Here, the Commissioner met her burden of showing that Johnson is not
disabled because the vocational expert's testimony was sufficient to show
that there exist a significant number of jobs in the economy that Johnson
can perform. The vocational expert testified that a person like Johnson
could perform sedentary, unskilled labor. The vocational expert noted that
the addresser and document preparer jobs were sedentary, unskilled labor
that Johnson could perform, and that there existed 200 jobs of addresser
or document preparer in Iowa and 10,000 in the national economy. The
vocational expert further testified that these figures were merely
representative of a larger category of jobs that Johnson could perform,
including telemarketing. The vocational expert did not give figures to
describe the total number of unskilled, sedentary jobs in Iowa or the
national economy. However, at the
-5-
time of the hearing before the ALJ, Johnson was engaged in one of the
sedentary jobs that the vocational expert said she was capable of
3
performing, telemarketing.
Finally, the Commissioner's decision to deny Johnson disability
benefits is bolstered by the fact that Johnson received unemployment
compensation during the time she claims to have been disabled. This Court
has noted that "[a] claimant may admit an ability to work by applying for
unemployment compensation benefits because such an applicant must hold
himself out as available, willing and able to work." Jernigan v. Sullivan,
948 F.2d 1070, 1074 (8th Cir. 1991); see also Barrett v. Shalala, 38 F.3d
1019, 1024 (8th Cir. 1994). Applying for unemployment benefits "may be
some evidence, though not conclusive, to negate" a claim of disability.

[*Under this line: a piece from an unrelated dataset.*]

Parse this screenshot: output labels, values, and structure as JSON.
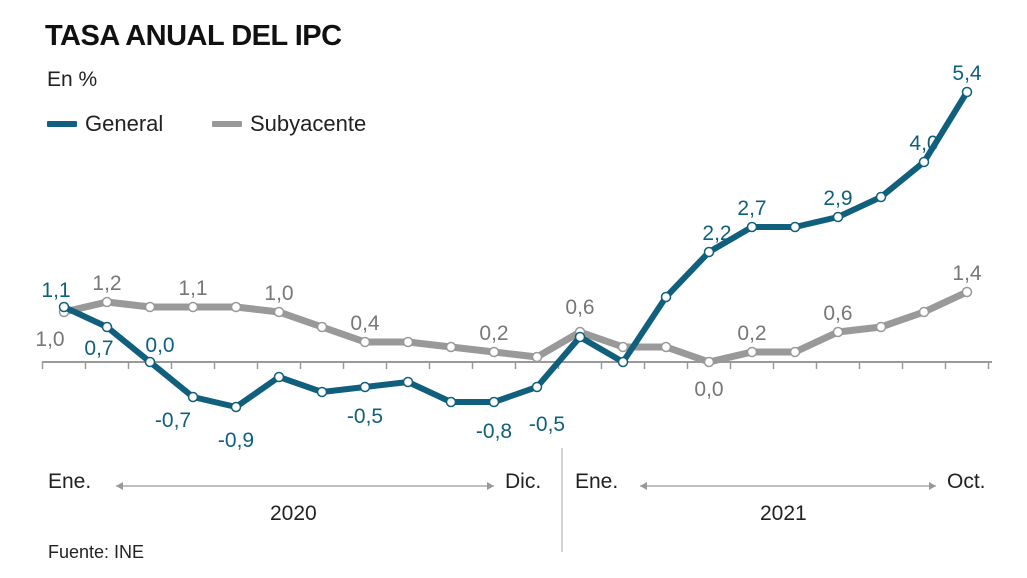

Jernigan, 948 F.2d at 1074.
III.
Because the Commissioner's decision to deny benefits was supported
by substantial evidence, we affirm.
3
Johnson relies on several district court cases to attempt to
bolster her contention that 200 jobs in Iowa is not a significant
number of jobs and that the Commissioner consequently failed to
show that Johnson is not disabled. See, e.g., Jimenez v. Shalala,
879 F. Supp. 1069, 1076 (D. Colo. 1995) (holding that "200-250 jobs
spread across Colorado is not significant"); Waters v. Secretary,
827 F. Supp. 446, 449 (W.D. Mich. 1992) (holding that 1000 jobs in
Michigan, all of which would require at least 180 miles of travel
to get to them, is not a significant number). These cases are
unpersuasive, however, particularly in light of the overall record
before this Court. The cases Johnson cites are all fact-intensive,
and none stand for the proposition that 200 jobs in Iowa is not a
significant number.
-6-
A true copy.
Attest:
CLERK, U.S. COURT OF APPEALS, EIGHTH CIRCUIT.